A interveniência do sindicato na normatização coletiva constitui requisito essencial que confere validade ao instrumento negocial. Tal entendimento está consignado no art. art. 8º, inciso VI, da Constituição Federal, que torna “obrigatória a participação dos sindicatos nas negociações coletivas de trabalho”. Registre-se que o referido dispositivo direciona-se apenas à representação dos trabalhadores, haja vista que, do lado empresarial, a intervenção do sindicato não se mostra indispensável à garantia da igualdade das partes na negociação.

Quanto ao tema, Godinho salienta que a participação do sindicato no referido processo assegura a existência de equivalência entre os sujeitos contrapostos, evitando a negociação informal do empregador com grupos coletivos obreiros estruturados apenas de forma episódica, sem força sindical[81].

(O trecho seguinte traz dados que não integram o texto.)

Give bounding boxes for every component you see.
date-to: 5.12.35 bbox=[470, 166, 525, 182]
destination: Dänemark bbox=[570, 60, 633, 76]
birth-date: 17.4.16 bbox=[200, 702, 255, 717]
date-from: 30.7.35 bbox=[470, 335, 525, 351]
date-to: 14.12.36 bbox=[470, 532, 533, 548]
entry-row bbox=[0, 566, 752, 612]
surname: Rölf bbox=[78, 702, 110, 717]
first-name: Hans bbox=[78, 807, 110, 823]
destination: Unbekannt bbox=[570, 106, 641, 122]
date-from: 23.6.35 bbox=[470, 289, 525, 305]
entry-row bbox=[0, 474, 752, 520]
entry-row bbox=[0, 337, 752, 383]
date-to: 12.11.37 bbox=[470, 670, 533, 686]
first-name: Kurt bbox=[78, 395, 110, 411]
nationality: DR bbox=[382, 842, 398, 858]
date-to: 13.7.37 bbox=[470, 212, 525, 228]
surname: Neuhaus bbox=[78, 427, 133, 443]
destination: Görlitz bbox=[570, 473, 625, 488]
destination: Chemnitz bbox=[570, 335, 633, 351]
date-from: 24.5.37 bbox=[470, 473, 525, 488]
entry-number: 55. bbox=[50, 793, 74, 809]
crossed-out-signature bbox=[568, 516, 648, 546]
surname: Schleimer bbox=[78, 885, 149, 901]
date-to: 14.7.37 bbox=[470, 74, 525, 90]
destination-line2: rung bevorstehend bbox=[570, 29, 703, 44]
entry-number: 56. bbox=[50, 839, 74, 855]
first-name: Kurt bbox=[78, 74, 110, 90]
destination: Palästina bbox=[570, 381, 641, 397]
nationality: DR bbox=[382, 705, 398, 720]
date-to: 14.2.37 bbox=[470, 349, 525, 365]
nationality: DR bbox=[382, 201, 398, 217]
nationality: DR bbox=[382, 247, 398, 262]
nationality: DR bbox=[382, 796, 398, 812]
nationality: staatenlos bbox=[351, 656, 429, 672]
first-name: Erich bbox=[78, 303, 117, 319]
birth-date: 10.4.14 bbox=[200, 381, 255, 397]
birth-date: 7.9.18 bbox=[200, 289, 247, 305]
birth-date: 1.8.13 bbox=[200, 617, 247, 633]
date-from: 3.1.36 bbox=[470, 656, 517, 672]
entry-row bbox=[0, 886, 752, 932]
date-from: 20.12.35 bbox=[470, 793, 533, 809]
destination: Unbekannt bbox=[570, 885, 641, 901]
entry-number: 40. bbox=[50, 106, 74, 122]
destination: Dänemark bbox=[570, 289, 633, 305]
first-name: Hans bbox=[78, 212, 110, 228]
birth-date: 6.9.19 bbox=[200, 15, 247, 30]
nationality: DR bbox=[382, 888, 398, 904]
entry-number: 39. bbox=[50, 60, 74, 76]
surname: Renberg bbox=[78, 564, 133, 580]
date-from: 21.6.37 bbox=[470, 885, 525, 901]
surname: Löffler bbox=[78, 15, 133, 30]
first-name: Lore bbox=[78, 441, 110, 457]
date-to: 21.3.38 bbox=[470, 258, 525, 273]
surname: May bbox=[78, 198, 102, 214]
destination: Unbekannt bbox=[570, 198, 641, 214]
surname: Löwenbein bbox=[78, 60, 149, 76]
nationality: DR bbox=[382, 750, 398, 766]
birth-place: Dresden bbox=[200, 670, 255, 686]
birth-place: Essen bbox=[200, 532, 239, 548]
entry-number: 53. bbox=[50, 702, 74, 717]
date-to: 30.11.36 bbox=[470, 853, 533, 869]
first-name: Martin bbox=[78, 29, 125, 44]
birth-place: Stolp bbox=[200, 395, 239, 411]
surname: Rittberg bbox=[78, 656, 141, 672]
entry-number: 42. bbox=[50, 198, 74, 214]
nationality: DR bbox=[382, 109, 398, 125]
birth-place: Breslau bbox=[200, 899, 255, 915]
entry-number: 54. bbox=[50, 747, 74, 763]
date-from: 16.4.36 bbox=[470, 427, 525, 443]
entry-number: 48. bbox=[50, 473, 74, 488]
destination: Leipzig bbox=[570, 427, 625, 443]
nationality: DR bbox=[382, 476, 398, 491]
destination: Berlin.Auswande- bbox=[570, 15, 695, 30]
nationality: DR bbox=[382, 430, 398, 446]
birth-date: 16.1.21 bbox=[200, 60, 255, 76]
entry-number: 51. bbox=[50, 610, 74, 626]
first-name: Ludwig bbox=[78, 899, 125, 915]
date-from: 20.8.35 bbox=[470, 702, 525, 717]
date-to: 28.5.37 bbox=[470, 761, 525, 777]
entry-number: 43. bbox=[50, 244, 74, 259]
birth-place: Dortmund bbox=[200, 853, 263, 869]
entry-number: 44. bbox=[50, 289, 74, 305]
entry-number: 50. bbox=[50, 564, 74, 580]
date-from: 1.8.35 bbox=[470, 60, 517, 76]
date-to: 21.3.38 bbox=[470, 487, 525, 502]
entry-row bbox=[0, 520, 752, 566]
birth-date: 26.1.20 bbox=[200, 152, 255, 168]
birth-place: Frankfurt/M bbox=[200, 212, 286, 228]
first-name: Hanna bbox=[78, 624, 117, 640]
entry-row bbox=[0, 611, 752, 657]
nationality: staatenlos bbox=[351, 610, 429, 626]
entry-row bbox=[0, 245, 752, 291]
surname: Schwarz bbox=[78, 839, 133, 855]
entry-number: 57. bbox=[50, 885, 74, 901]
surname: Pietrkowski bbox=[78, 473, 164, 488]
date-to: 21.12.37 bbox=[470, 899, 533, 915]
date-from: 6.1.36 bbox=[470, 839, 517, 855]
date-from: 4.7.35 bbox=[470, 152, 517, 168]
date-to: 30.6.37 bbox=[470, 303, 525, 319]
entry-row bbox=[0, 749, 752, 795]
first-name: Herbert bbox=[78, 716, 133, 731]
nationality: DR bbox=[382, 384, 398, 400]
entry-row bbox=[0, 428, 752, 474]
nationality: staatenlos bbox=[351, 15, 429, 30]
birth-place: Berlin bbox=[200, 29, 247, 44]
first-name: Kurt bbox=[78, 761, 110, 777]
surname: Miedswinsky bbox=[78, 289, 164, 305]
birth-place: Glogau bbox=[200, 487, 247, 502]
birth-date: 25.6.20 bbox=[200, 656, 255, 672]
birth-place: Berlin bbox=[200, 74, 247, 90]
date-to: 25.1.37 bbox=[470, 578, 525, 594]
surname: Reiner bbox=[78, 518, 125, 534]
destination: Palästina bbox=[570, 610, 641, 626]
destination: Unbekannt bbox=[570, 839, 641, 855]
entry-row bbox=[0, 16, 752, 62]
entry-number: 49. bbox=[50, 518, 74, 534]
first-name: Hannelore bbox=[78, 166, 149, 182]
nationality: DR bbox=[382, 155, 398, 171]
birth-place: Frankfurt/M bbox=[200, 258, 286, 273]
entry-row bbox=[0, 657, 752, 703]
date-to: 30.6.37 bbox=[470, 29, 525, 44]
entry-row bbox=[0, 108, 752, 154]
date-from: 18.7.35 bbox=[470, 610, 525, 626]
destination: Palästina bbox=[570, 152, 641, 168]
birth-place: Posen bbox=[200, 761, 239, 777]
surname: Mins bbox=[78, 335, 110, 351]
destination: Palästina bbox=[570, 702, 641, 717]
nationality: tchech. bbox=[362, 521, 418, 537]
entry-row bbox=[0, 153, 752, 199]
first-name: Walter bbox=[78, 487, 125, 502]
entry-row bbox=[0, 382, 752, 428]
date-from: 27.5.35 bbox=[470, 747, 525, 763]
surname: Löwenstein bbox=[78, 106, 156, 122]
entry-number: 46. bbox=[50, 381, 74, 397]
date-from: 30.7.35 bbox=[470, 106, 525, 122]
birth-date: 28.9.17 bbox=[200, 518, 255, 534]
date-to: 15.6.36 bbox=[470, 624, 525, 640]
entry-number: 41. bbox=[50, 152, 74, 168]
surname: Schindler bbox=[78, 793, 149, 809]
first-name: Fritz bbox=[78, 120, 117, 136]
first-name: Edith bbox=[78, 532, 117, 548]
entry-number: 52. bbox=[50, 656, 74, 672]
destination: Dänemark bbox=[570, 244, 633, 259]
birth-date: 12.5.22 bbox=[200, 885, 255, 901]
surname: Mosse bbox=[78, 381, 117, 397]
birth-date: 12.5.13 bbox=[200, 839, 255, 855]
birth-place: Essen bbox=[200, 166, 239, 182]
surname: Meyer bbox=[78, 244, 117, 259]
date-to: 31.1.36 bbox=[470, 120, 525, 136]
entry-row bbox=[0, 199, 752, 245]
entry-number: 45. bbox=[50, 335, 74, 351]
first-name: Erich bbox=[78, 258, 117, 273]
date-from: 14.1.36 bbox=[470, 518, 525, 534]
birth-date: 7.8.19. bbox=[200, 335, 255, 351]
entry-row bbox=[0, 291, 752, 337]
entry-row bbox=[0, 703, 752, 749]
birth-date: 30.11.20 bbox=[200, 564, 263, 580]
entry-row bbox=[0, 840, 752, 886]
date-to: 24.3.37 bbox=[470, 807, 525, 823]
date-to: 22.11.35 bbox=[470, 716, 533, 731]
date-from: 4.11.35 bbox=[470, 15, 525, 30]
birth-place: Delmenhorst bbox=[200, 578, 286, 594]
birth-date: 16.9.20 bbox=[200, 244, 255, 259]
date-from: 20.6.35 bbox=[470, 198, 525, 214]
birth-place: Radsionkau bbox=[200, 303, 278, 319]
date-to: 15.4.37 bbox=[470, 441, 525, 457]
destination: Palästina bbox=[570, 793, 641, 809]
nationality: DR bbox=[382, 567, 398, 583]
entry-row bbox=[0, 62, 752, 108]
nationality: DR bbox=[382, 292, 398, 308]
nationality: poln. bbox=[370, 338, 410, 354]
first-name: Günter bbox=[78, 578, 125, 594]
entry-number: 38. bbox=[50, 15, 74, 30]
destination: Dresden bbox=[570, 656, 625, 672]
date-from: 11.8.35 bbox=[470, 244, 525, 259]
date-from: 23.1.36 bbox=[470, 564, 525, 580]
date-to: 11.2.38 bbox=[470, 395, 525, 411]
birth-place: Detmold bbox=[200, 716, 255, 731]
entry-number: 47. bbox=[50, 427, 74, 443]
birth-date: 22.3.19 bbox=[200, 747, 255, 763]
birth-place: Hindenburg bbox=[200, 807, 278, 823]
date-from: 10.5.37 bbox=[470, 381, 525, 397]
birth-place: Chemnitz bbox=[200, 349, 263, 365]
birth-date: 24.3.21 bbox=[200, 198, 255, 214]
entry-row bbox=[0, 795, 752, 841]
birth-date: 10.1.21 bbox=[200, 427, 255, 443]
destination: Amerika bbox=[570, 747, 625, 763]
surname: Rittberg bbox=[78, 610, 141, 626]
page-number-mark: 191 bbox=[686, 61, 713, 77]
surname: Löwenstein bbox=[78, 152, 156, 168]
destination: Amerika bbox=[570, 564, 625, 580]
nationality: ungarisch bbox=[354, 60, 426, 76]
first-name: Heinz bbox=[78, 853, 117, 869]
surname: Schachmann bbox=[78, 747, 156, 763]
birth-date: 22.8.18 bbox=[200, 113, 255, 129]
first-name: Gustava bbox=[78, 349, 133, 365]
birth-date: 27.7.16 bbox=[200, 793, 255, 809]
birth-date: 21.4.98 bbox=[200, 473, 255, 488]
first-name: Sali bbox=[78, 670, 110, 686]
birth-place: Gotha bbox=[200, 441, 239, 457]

Por sua vez, José Augusto Rodrigues Pinto complementa sustentando que do sindicato se espera uma relevante contribuição para o robustecimento do espírito conciliador de interesses entre capital e trabalho, cujo estuário natural será sempre a negociação coletiva[82]. É através desta, conforme preleciona Carlos Henrique Bezerra Leite que são estabelecidas normas e condições aplicáveis aos contratos individuais de trabalho dos representados pelos sujeitos dos instrumentos coletivos correspondentes.[83]

Ocorre que, para muitos, o sindicato brasileiro não dispõe de uma estrutura solidificada, com representatividade, assim, por ser um sindicato fraco, não é possível dispensar uma ampla possibilidade de negociação coletiva, sob pena de gerar uma exacerbada precarização dos direitos trabalhistas.

Nesse sentido, Francisco Lima Filho,

Somos um país em que ainda prepondera um sindicalismo frágil, com escassa filiação e precária representatividade. Muitos sindicatos ainda permanecem à sombra do Estado, beneficiados que são pela contribuição sindical compulsória, o que me parece suficiente para retirar qualquer veleidade de independência e representatividade da grande maioria dos nossos sindicatos. Enquanto uns poucos têm uma razoável organização, como os metalúrgicos, a grande maioria não tem fôlego ou capacidade para negociar e menos ainda exigir melhores condições de trabalho.[84]

Ademais, até 1988 o sindicato exercia função delegada pelo Poder Público, com as seguintes características: a) prévia autorização estatal para a aquisição da personalidade sindical; b) carta sindical; obrigatoriedade da contribuição sindical em razão de sua natureza parafiscal, dentre outras. Era o que se chamava de corporativismo estatal.

Com o advento, da Carta Magna, pelo art. 8º, percebe-se que a possibilidade jurídica de intervenção político-administrativas do Estado, através do Ministério do Trabalho e Emprego, no sindicalismo; alargou os poderes da negociação coletiva trabalhista; e ampliou o papel dos sindicatos na defesa dos direitos e interesses coletivos da categoria.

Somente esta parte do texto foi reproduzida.